Pay extra attention to e-mail passwords. You may think you don't need to be as cautious when accessing your Web mail as when you're logging in, say, to your bank. But you'd be wrong, Mathews says.
Think about all those "Forgot your password?" links you see every time you log in. They typically work by sending you an e-mail to the address you gave when you created the account. That works well - unless a hacker has hijacked your e-mail. If the bad guy has access to your e-mail, he can start resetting all your other passwords.
"If you don't have a secure e-mail account, it really puts all your other accounts in jeopardy," Mathews says.
Security questions can be foe - or friend. Mathews warns against security questions that repeat from site to site, or are too easy to guess. "A lot of people might know the name of your dog or your high school's team mascot," she says.
But there's an ingenious solution: Treat the security questions as an additional level of authentication.
"If a website asks you what was your first vehicle, make up a random word and treat that as a different password," Dougherty says.
You can even change the answer you give for your mother's maiden name, another common and problematic security question, especially for people like my daughters who use it as their middle names.
Watch closely for identity theft.
Monitor all your statements - credit cards, checking, phone, brokerage - for anomalies. You can pay for credit monitoring if you want, as Mathews does, but the real key is constant vigilance.
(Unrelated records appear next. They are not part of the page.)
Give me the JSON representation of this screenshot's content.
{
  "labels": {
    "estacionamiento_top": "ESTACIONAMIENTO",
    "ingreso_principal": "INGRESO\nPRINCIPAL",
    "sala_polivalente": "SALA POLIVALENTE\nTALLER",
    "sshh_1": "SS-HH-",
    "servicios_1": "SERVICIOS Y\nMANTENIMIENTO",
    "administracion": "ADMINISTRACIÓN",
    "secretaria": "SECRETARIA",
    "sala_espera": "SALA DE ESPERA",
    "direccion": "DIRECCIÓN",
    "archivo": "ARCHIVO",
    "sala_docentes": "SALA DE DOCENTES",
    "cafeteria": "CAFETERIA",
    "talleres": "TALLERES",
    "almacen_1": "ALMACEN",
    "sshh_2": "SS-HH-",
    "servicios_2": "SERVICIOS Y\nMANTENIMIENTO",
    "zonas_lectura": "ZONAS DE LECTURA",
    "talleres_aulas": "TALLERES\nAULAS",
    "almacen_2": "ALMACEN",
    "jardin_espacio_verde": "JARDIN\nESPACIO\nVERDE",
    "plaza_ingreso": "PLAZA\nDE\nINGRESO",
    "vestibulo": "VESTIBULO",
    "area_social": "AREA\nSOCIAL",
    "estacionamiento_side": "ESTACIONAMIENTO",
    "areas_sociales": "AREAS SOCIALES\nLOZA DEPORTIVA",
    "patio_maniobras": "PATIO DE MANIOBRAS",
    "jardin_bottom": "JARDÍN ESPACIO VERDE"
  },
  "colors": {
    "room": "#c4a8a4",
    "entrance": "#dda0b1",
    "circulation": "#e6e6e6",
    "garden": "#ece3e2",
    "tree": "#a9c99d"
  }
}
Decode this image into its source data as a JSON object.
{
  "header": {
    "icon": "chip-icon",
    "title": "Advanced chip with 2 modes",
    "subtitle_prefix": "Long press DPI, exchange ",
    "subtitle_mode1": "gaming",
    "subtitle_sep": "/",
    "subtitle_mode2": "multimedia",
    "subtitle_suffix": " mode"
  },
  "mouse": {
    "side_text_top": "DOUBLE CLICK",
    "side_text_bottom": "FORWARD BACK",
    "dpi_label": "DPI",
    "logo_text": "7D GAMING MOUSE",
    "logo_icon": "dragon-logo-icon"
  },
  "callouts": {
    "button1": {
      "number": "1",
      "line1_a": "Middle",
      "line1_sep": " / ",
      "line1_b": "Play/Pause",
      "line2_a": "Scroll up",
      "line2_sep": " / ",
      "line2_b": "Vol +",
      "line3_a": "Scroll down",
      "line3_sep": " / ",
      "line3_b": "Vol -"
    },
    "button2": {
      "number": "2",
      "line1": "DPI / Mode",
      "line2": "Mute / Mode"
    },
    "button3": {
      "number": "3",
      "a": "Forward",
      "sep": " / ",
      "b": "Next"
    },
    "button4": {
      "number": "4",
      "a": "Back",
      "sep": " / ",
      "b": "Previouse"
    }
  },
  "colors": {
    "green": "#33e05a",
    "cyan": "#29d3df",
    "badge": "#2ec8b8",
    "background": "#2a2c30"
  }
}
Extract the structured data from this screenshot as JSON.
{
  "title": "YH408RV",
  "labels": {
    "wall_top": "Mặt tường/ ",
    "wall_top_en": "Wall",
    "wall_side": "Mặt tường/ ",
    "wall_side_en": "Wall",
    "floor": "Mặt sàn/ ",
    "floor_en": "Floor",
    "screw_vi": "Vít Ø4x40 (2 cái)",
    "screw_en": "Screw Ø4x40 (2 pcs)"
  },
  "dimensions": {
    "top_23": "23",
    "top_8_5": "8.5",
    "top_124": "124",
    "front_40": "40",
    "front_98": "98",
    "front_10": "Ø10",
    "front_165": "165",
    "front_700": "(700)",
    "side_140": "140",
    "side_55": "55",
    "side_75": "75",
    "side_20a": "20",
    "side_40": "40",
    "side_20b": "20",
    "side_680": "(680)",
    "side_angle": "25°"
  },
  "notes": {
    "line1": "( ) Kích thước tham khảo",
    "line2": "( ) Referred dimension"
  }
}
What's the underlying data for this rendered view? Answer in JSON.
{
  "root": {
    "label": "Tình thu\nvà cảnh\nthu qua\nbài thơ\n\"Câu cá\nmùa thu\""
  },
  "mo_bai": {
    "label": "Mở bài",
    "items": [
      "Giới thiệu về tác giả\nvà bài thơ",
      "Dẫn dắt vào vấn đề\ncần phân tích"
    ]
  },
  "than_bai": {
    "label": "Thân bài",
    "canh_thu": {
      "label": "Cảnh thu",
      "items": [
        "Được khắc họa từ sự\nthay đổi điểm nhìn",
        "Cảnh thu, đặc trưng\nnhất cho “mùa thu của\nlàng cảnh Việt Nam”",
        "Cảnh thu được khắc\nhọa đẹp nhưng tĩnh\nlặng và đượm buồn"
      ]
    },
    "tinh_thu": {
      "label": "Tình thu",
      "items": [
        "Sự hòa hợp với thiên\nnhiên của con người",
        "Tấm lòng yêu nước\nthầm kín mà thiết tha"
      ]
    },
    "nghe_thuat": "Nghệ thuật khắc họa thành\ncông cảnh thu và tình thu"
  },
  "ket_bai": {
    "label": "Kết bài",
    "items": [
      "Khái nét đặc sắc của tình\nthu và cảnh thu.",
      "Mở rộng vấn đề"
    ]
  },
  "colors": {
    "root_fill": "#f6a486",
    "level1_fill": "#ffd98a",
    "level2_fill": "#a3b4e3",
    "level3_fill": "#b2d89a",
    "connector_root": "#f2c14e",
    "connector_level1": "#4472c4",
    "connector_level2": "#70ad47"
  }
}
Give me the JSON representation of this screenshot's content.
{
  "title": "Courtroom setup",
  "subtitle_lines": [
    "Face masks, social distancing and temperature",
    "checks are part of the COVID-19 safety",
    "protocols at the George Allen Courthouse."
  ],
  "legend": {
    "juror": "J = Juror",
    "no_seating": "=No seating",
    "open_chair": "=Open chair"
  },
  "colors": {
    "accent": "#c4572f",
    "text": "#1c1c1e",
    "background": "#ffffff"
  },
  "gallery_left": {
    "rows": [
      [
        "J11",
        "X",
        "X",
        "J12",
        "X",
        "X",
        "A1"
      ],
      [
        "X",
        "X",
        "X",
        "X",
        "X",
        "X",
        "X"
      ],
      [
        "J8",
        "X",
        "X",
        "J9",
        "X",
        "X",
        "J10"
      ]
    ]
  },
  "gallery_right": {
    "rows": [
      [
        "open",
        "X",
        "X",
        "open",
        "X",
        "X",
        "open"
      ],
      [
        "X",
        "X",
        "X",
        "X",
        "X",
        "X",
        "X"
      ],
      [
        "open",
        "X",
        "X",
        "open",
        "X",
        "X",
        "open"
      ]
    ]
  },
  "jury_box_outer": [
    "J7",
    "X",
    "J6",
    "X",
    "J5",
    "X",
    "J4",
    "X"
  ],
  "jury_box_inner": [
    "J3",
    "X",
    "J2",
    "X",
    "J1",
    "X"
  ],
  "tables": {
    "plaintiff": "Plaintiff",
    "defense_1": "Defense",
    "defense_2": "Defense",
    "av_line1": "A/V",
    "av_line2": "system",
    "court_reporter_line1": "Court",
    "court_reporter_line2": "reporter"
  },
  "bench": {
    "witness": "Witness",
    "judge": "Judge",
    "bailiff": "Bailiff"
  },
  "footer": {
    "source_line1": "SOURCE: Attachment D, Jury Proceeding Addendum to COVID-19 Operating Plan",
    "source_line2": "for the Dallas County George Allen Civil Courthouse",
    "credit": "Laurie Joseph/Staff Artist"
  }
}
Given the rise in so-called medical-identity theft, in which thieves obtain care and stick you with the debt, Mathews adds one more place to watch: "explanation of benefits" forms from your insurer. They're often hard to read. But you can at least make sure you recognize the provider and date of service.
Consider a credit freeze. Mathews does this, too, and it's a smart move for anybody who doesn't need a lot of access to instant credit in the checkout line.
You establish a freeze by contacting each of the three national credit bureaus: Experian, Equifax, and TransUnion. State laws vary, but freezes are free for everybody in New Jersey and for identity-theft victims and the elderly in Pennsylvania.
You get a PIN number that enables you to temporarily thaw your report if you want to apply for credit, so a potential lender can check it.
The value is that an identity thief can't use your name and vital information the same way: to open a new account in your name.